The ancient hymns brought tears to the eyes of Solomon Ayeli, as well as memories of his native Ethiopia which he left two decades ago for Israel — a country he loves, but where he often feels rejected.
“There should be no differences between black Jews and white Jews,” said Ayeli, 29, who was among 15,000 people who last week celebrated the Ethiopian-Jewish Sigd — prostration — festival in Jerusalem.
“We want to be fully fledged Israelis,” he said, as priests intoned prayers in Ethiopia’s ancient scriptural language Geez. “We want to fully belong to Israeli society which often rejects us.”
In spite of everything, Ayeli, like many members of the Ethiopian Jewish community — known as Beta Israel — says his journey to the Holy Land was the fulfilment of a dream. “Living here is an exceptional opportunity,” he said.
But the cost was high.
“I lost 10 family members in the desert, on the way to Israel,” says Ayeli, who had to walk for days through Sudan on his way to Israel when he was 10.
Separated during centuries from other Jewish communities, the Beta Israel were only recognized as Jews by Israel’s chief rabbis in 1975.
The recognition was crucial, as Aliyah — the Israeli law of return — allows any Jew to settle in Israel and get citizenship. Israel airlifted in 35,000 Ethiopian Jews under Operation Moses in 1984, at the height of a killer famine in the Horn of Africa, and during the 1991 Operation Solomon.
Today, there are more than 120,000 Ethiopian Jews in Israel, 80,000 of whom were born in Africa.

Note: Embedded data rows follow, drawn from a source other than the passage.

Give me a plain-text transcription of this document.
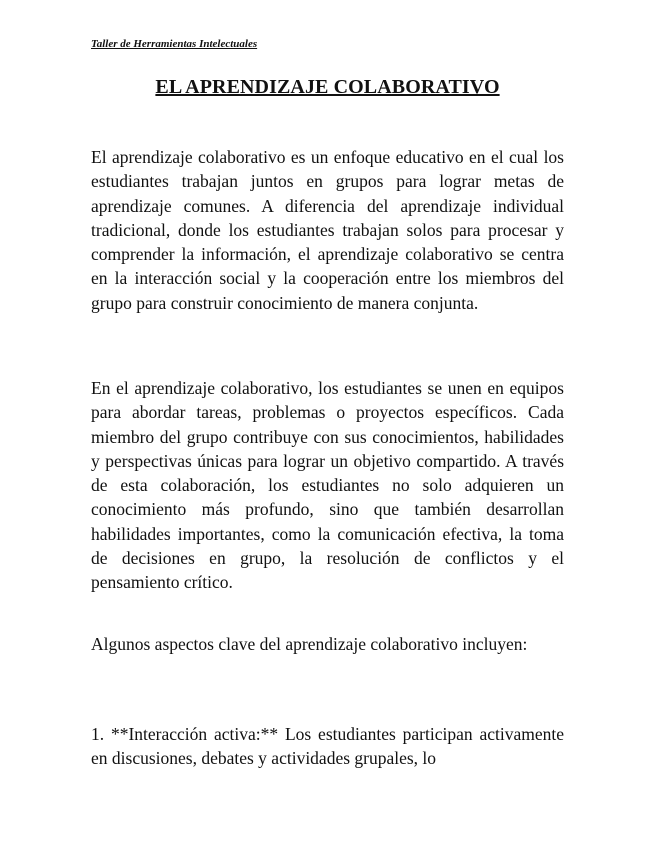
Taller de Herramientas Intelectuales
EL APRENDIZAJE COLABORATIVO

El aprendizaje colaborativo es un enfoque educativo en el cual los estudiantes trabajan juntos en grupos para lograr metas de aprendizaje comunes. A diferencia del aprendizaje individual tradicional, donde los estudiantes trabajan solos para procesar y comprender la información, el aprendizaje colaborativo se centra en la interacción social y la cooperación entre los miembros del grupo para construir conocimiento de manera conjunta.

En el aprendizaje colaborativo, los estudiantes se unen en equipos para abordar tareas, problemas o proyectos específicos. Cada miembro del grupo contribuye con sus conocimientos, habilidades y perspectivas únicas para lograr un objetivo compartido. A través de esta colaboración, los estudiantes no solo adquieren un conocimiento más profundo, sino que también desarrollan habilidades importantes, como la comunicación efectiva, la toma de decisiones en grupo, la resolución de conflictos y el pensamiento crítico.

Algunos aspectos clave del aprendizaje colaborativo incluyen:

1. **Interacción activa:** Los estudiantes participan activamente en discusiones, debates y actividades grupales, lo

Many feel they are still treated like second-class citizens.
A recent study showed that 53 percent of employers preferred not to hire Ethiopians, who nevertheless still fared better than Arabs with an 83 percent rejection rate.

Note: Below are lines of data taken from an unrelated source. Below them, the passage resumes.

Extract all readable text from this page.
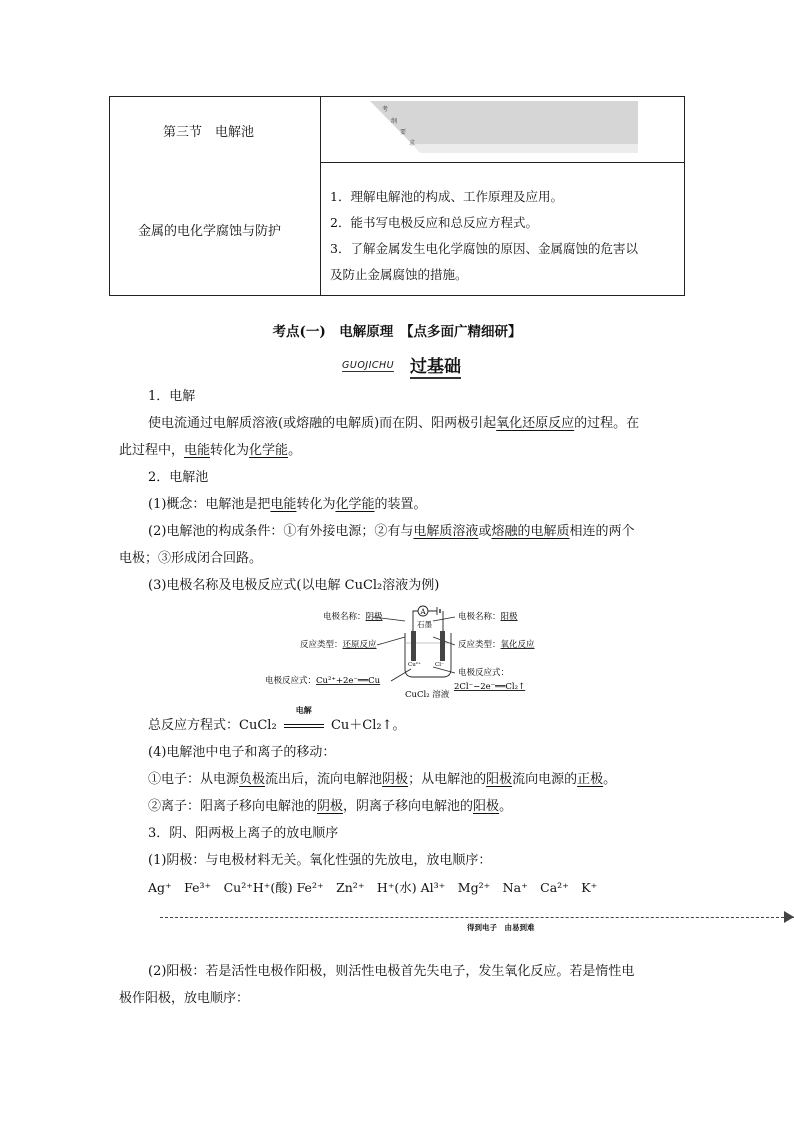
第三节　电解池
金属的电化学腐蚀与防护
考
纲
要
求

1．理解电解池的构成、工作原理及应用。

2．能书写电极反应和总反应方程式。

3．了解金属发生电化学腐蚀的原因、金属腐蚀的危害以

及防止金属腐蚀的措施。

考点(一)　电解原理　【点多面广精细研】
GUOJICHU 过基础

1．电解

使电流通过电解质溶液(或熔融的电解质)而在阴、阳两极引起氧化还原反应的过程。在

此过程中，电能转化为化学能。

2．电解池

(1)概念：电解池是把电能转化为化学能的装置。

(2)电解池的构成条件：①有外接电源；②有与电解质溶液或熔融的电解质相连的两个

电极；③形成闭合回路。

(3)电极名称及电极反应式(以电解 CuCl₂溶液为例)

电极名称：阴极
反应类型：还原反应
电极反应式：Cu²⁺+2e⁻══Cu
电极名称：阳极
反应类型：氧化反应
电极反应式：
2Cl⁻−2e⁻══Cl₂↑
A
石墨
Cu²⁺	Cl⁻
CuCl₂ 溶液

总反应方程式：CuCl₂
电解
Cu＋Cl₂↑。

(4)电解池中电子和离子的移动：

①电子：从电源负极流出后，流向电解池阴极；从电解池的阳极流向电源的正极。

②离子：阳离子移向电解池的阴极，阴离子移向电解池的阳极。

3．阴、阳两极上离子的放电顺序

(1)阴极：与电极材料无关。氧化性强的先放电，放电顺序：

Ag⁺　Fe³⁺　Cu²⁺H⁺(酸) Fe²⁺　Zn²⁺　H⁺(水) Al³⁺　Mg²⁺　Na⁺　Ca²⁺　K⁺

得到电子　由易到难

(2)阳极：若是活性电极作阳极，则活性电极首先失电子，发生氧化反应。若是惰性电

极作阳极，放电顺序：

The study also found that 70 percent of employers tended not to promote Ethiopians.
Israel’s Association for Civil Rights says employment rates within the Ethiopian community were 10 percent lower than for the rest of the population last year.
Official figures show that last year high school completion was only 36 percent among students of Ethiopian origin as compared with 55 percent for other Israelis.
In September, ultra-Orthodox schools in Petah Tikva, near Tel Aviv, caused a public uproar when they initially refused to accept children of Ethiopian descent, although they eventually accepted some of the applicants.
But there are some success stories.
Last year, the Israeli parliament passed legislation making it mandatory for schools to teach the traditions of Ethiopian Jews. And for the first time, the state this year financed the Jerusalem celebrations of Sigd.
“We are at the beginning of a path that will lead us towards full integration into Israeli society,” said Shlomo Mola, a member of parliament of Ethiopian origin.
The Sigd celebration brought together a large sample of the Beta Israel community — youths sporting scarves in Ethiopian colors, women in traditional white outfits and Israeli soldiers chatting in Amharic, Ethiopia’s main official language.
“We want to present a different image of our community, which has produced doctors, scientists and deputies,” said Mola, one of only three Israelis of Ethiopian origin to have won election to parliament.
Nigist Mengesha, who heads the Ethiopian National Project community group, admits it is not easy to merge into Israeli society while keeping Ethiopian traditions.
“But after 25 years, it’s time we should be integral part of the state of Israel,” he said.